Tout aussi fichu est le festin de Noël qu’organise Mr. Bean pour sa dulcinée dans « Christmas Day ! » : la faute, là encore, à un palmipède plumé. Le ton est certes plus léger, mais l’angoisse corporelle tout aussi palpable lors de l’inénarrable séance de fourrage de la dinde : l’oiseau est démesurément énorme et Mr. Bean se transforme en gynécologue de comptoir face à ces grosses cuisses roses palpitantes et à ce trou béant au fond duquel il perd sa montre avant d’y enfourner sa tête, dans un cauchemardesque fantasme originel. La farce (dans tous les sens du terme) est salée et le devient encore plus lorsque son invitée arrive, jeune fille de bonne famille dont l’allure coincée contraste pour le moins avec la grosse créature que son hôte arbore comme couvre-chef.
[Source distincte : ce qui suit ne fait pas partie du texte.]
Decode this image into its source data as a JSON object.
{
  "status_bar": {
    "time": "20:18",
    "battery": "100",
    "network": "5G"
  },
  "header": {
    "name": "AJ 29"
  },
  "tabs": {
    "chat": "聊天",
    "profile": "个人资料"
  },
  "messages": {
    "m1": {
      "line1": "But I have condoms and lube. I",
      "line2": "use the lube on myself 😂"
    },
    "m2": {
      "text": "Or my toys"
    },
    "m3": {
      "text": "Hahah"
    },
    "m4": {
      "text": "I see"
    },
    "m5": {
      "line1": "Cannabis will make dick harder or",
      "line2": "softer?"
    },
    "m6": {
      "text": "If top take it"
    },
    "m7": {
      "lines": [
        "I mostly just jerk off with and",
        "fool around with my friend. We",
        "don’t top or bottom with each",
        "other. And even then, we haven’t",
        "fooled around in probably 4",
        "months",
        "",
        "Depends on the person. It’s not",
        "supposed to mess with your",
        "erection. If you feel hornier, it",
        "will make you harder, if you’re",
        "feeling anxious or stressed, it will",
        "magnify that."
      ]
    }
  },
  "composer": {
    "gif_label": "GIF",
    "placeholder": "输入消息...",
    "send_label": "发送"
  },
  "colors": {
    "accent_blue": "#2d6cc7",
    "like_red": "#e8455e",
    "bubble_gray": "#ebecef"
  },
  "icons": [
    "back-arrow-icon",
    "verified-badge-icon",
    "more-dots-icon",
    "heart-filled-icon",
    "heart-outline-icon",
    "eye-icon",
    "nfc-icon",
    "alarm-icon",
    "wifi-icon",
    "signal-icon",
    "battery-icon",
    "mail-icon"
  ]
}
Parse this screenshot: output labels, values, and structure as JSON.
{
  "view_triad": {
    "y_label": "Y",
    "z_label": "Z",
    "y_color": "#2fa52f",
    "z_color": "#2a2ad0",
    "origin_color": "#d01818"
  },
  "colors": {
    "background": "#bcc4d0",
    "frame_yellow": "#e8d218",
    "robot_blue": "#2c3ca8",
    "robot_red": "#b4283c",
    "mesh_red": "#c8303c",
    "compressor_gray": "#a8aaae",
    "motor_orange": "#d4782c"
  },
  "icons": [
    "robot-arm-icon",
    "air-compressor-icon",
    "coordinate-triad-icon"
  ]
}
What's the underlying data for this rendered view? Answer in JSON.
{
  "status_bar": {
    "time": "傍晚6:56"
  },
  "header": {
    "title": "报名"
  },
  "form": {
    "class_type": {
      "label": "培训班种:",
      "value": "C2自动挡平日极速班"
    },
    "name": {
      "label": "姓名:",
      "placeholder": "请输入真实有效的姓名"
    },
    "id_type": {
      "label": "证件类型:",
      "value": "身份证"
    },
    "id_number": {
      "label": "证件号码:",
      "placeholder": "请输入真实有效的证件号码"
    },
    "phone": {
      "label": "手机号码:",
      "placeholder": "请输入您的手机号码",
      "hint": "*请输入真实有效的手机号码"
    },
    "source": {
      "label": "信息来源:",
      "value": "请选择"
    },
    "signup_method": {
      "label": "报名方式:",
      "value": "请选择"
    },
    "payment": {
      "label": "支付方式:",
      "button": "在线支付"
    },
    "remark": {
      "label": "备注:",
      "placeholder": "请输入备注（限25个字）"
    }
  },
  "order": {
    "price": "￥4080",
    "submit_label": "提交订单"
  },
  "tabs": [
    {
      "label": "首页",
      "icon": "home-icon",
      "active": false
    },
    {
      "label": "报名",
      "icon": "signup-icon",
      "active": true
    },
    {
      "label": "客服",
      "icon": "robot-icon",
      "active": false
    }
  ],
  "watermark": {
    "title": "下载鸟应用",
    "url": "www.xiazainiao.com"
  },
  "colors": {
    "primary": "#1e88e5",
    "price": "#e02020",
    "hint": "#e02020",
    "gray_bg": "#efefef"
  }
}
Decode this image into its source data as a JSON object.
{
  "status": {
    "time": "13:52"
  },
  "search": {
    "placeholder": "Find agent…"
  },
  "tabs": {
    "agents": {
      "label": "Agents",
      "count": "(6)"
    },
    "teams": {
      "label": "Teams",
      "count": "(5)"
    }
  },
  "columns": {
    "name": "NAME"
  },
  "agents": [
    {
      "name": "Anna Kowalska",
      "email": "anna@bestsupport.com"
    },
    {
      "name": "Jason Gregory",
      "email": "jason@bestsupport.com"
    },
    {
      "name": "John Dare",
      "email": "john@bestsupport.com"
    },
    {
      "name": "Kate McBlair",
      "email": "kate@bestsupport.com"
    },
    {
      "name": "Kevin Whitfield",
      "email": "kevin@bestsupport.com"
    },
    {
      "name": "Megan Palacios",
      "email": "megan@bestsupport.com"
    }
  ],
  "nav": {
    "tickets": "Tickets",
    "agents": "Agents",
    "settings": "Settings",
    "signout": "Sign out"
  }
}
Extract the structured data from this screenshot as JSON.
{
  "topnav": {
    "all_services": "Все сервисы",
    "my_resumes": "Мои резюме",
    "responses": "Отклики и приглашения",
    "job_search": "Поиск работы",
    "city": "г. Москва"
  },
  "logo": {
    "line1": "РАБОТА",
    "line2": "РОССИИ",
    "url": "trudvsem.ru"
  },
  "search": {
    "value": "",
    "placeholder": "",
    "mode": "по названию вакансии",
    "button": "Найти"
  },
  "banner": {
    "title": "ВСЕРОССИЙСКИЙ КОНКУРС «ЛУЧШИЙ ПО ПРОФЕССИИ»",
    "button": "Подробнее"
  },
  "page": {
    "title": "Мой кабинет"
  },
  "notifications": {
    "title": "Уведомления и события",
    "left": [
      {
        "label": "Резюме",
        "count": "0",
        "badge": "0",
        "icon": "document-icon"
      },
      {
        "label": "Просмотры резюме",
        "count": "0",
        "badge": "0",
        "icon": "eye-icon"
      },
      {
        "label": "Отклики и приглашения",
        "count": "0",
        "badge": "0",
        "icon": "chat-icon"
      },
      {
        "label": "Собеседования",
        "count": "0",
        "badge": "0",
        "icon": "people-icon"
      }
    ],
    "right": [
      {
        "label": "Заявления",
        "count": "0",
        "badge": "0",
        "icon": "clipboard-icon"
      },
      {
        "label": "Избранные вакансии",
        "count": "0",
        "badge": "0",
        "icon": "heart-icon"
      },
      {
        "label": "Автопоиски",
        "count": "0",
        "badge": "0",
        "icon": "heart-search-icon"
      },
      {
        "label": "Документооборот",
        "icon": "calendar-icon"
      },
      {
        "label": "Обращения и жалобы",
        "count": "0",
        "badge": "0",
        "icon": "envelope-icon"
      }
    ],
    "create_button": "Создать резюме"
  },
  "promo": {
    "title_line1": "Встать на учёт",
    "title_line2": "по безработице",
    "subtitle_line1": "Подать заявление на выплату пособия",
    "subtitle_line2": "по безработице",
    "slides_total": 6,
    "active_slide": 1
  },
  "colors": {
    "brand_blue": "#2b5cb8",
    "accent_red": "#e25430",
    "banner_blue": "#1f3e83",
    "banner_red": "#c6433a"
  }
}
En quelques instants, la convenance et la tradition sont perverties, le refoulé ressurgit au grand galop et c’est toute la pudeur british qui part à vau-l’eau. Mr. Bean
Telle une vanité prosaïque, la nature (soi-disant) morte de la volaille rôtie nous rappelle à notre condition physique, érotique, carnivore, délétère. Apparition violemment comique servie sur la table de la bienséance, elle dénonce le tragique rendez-vous manqué des individus avec leurs propres corps. La chair fut-elle moins taboue, le cinéma, à n’en pas douter, ne compterait pas autant de scènes de repas mémorables.